Mi infancia lejana en un pueblo fue una época “movida”. Pasábamos largas horas jugando en la calle, corriendo por el campo, subiendo y bajando las escaleras de la casa. Pero ya nos advertían de cómo la escuela iba a disciplinar nuestros cuerpos como un todo. Cuando con cuatro años nos preparaban para entrar en la clase de párvulos nos preguntaban “¿qué vas a hacer en la escuela?”. A lo que se esperaba que contestásemos con un gesto “cruzarse de brazos y sentarse callada en una silla”. Pero el “cerebro” no procesa la información y las experiencias en el vacío, precisa de todo el cuerpo para crecer y desarrollarse. Moverse, descubrir e interactuar con el entorno, es crucial para crecer de forma sana, avivar la curiosidad y disparar el pensamiento. Pero cada vez más la infancia y la juventud experimentan la “disciplinarización” de “todo” el cuerpo.
Hace algunos años leí en Cuadernos de Pedagogía, la respuesta de un niño de cuatro años a la invitación de su maestra a sentarse el primer día de clase: “Señorita, pero si no estoy cansado”. La semana pasada una amiga me contó un episodio con su nieto que ha dado lugar al título de esta columna y forma a un tema que quería discutir aquí desde hace un tiempo. Un día le preguntó a su nieto que no para de moverse: “Toni [nombre supuesto] ¿por qué te mueves tanto?”. “Abuela, me muevo porque me lo dice el cerebro”. “¿Estás seguro de que te lo dice el cerebro? Sí, me dice que me mueva”.
A pesar de los muchos -y a veces exitosos- intentos de cambio e innovación, la mayoría de los centros de enseñanza siguen la inercia señalada por Larry Cuban en 1993 de que enseñar es decir, aprender es escuchar y el conocimiento es el contenido de los libros, materiales didácticos hoy multimodales o incluso “toda” la información accesible en internet. (How teachers taught: constancy and change in American classrooms, 1890-1990. Teachers College Press).
La interacción con el entorno sigue siendo una “utopía” de la Escuela Nueva o de escuelas y universidades privilegiadas al alcance de muy pocos. Pero, además, en las últimas décadas, a las instituciones disciplinarizadoras de los cuerpos les han salido nuevos competidores o aliados: las pantallas.

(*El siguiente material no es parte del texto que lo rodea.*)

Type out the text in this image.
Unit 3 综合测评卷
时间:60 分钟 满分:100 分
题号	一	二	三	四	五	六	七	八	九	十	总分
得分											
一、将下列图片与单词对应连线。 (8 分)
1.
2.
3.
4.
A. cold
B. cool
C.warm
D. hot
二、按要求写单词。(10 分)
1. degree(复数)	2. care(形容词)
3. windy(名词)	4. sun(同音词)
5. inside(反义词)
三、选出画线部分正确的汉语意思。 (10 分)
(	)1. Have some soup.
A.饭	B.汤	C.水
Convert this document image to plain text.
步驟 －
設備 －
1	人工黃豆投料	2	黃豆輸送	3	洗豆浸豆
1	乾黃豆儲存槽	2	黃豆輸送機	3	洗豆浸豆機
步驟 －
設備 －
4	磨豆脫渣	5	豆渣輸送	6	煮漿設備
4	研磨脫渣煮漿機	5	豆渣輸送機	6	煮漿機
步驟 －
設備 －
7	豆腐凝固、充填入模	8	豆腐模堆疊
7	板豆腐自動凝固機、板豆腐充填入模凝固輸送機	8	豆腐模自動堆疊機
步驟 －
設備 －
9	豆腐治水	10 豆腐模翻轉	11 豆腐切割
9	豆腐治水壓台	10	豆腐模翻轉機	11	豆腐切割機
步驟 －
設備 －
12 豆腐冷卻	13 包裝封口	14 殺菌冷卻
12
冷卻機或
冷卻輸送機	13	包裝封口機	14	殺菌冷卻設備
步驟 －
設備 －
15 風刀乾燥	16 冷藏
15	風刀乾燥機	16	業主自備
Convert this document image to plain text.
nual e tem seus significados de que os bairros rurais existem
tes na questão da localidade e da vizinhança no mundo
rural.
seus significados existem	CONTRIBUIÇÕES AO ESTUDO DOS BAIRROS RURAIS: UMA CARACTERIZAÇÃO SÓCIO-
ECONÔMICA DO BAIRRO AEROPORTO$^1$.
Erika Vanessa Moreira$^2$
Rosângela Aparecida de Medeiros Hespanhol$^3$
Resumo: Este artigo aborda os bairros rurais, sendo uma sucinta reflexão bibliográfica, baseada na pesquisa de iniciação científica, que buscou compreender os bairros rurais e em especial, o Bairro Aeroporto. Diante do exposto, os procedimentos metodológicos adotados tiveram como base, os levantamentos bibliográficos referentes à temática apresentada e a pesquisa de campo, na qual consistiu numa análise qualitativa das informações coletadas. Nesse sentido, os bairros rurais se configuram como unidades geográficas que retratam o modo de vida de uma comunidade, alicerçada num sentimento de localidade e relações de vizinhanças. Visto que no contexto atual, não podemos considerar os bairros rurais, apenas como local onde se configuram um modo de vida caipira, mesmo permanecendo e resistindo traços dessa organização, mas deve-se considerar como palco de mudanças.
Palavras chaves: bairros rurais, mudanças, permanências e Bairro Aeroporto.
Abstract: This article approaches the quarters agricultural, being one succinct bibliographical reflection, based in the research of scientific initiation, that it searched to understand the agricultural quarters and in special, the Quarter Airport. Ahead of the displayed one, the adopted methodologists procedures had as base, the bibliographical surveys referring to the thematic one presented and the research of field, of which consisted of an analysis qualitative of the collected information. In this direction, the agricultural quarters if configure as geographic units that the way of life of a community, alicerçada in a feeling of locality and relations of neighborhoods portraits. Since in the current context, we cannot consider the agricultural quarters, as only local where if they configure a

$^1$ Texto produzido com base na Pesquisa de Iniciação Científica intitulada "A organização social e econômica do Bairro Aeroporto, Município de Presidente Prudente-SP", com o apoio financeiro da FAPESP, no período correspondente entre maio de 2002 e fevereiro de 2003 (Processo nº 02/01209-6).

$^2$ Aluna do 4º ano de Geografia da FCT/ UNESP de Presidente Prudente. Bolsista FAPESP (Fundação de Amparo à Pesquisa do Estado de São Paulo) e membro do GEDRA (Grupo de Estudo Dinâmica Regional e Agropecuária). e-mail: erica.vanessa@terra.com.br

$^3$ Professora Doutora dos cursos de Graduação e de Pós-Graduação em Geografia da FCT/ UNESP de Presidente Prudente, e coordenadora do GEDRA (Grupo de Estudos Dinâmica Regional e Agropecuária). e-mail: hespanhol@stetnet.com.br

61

Siguiendo con el episodio de Toni y su abuela, le comenté: “Qué bien, así no pasará mucho rato ante la pantalla”. Su respuesta no me sorprendió, “¡Qué va! Es lo único que le hace estar quieto, de hecho, hay que regularle el tiempo que se le permite estar frente a ella”. No me sorprendió porque llevo tiempo observando en el transporte público y los restaurantes, cómo se utilizan las pantallas para que niños y niñas estén quietos y a los jóvenes se les atenúe el “mal humor”. En estas ocasiones no dejo de preguntarme qué nos perdemos todos al entorpecer la interacción social.
Por otro lado, cada día sabemos más sobre la cantidad ingente de horas que niños, niñas, jóvenes y adultos pasan sentados o estirados (con mejores o peores posturas) ante las pantallas. Sobre los múltiples problemas derivados de la falta de ejercicio, el insomnio que pueden provocar, los problemas de falta de concentración y de atención,…
Además de los crecientes episodios de ciberacoso, las derivas y conflictos entre la autoimagen y la imagen deseada, el aumento de las ansiedades, depresiones y problemas mentales… (poner aquí bibliografía con evidencias sobre estos fenómenos ocuparía un espacio considerable).
Como educadora e investigadora no puedo desconsiderar las consecuencias de no escuchar a nuestro cerebro cuando nos dice que nos tenemos que mover. No puedo dejar de lado el papel fundamental y creciente que está representando esta nueva potencia disciplinadora. Tuvimos que esperar a Michele Foucault en la década del 1970 para comenzar a hablar -parece que con poco éxito-, de las instituciones de enseñanza como disciplinadoras de los cuerpos. Ahora, educadores e investigadores nos enfrentamos al sutil, atractivo y seductor efecto disciplinarizador de las pantallas y de los intereses y visiones de quienes las controlan. Nadie parece dudar de que el presente-futuro está en las manos de las grandes tecnológicas. Pero si nos dedicamos a la educación habrá que plantearse su efecto en el desarrollo, educación y vida de niños, niñas, jóvenes y adultos, incluidos nosotros. Abramos diálogos, cuestionemos imposiciones, dejemos de aceptar lo que se nos vende como “inevitable”. A Toni su cerebro le decía que se moviese, el mío que me mueva, que piense, que no deje preguntarme y preguntar. Y ¿el vuestro? Y ¿el tuyo?